A collaboration between Veda Popovici and Mircea Nicolae, History Does (Not) Repeat Itself, is the exploration of key historical moments from 1989-2000.

In 2017, one of the products of this research was a 40-minuts film called "Post-Revolutionary Stories". It encompasses the general directions and the basic intentions of the whole initiative.
Using the documentary fiction method, the film repeats and fixes a whole series of historical situations that have generated dysfunctions and problems at the time, leaving behind a great social pressure that is still felt today. On these moments it is intervene with alternative temporal and spatial narratives anchored in the city of Bucharest, elaborated during workshops on themes of transition, through collaboration with a number of artists, opinion makers, social activists and sociologists.

Participants in History Does (Not) Repeat Itself, 2017:
Claudiu Cobilanschi, Dora Constantinovici, Carmen Gheorghe, Roxana Marin, Tudorina Mihai, Adrian Paun, Ioana Vlad, Victor Vozian.

Veda Popovici (1986, Timisoara) works as a political, theoretical and local activist theorist.

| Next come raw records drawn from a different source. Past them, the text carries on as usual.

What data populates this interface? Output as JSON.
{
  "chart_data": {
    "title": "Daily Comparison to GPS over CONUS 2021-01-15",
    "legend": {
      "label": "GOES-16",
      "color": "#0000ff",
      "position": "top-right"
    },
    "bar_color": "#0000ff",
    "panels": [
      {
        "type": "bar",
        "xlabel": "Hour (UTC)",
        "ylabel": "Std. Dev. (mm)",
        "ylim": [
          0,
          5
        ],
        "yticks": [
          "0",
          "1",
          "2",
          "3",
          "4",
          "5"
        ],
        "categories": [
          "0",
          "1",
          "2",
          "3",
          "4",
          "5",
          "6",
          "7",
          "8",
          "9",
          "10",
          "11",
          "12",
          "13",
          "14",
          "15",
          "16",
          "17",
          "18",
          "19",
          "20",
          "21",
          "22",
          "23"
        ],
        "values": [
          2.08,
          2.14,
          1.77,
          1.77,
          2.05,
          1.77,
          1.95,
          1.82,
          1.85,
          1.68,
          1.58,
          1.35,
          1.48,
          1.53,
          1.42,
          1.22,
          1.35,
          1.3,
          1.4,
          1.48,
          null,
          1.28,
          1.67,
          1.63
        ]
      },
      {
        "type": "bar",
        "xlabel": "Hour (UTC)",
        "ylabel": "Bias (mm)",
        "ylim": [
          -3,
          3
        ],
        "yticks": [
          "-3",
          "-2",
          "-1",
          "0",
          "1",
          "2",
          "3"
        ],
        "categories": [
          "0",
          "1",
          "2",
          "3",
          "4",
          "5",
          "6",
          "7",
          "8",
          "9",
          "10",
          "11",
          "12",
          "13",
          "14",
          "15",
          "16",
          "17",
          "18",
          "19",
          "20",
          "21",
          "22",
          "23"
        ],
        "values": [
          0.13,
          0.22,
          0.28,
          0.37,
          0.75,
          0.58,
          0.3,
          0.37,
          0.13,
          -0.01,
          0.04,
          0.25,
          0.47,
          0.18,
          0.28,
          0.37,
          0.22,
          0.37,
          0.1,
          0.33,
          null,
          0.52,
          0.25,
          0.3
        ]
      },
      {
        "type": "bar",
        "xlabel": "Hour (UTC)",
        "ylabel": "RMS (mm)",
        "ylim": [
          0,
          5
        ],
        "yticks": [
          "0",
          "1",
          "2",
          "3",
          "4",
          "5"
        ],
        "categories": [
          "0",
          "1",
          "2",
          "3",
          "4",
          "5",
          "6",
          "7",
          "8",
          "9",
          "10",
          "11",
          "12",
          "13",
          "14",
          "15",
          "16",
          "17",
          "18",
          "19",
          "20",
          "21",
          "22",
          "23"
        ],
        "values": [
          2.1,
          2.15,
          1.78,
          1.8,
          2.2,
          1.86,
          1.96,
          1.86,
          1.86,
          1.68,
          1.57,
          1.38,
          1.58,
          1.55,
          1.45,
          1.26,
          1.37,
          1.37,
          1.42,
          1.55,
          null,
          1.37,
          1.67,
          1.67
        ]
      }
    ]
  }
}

Her interests cross these fields, including interventions in the policies of representing collective identities, feminist and decolonial practices, and political / political offensive to art. Her political engagements lie in local struggles for housing justice and community organization of life and work, within the Macaz cooperative, the Common Front for the Right to Housing and the Political Art Gazette. She completed her doctoral thesis on nationalism in the art of Romania in the 70s and 80s and held a course on decolonial thinking about art and culture in Romanian context, both at the National Art University in Bucharest. She lives and works in Bucharest.

Between the years 2006 - 2009, Mircea Nicolae developed a series of a hundred artistic interventions during which he researched the socio-political structure of the city of Bucharest through the medium of anonymous interventions in public spaces and deserted places, while at the same time investigating the more intimate space of personal emotional history. These artistic interventions reflected on, among other topics, the social consequences of consumerism, of urban legislation, but also the production of architecture from the capital city. In his more recent works, Mircea Nicolae is interested in the urban identity of a city in permanent cultural and economic transformation. Nicolae analyzes these material and semantic changes with the help of video works. At the same time, he places into discussion these problems using the methodology of documentary photography, produced with the use of a large format camera.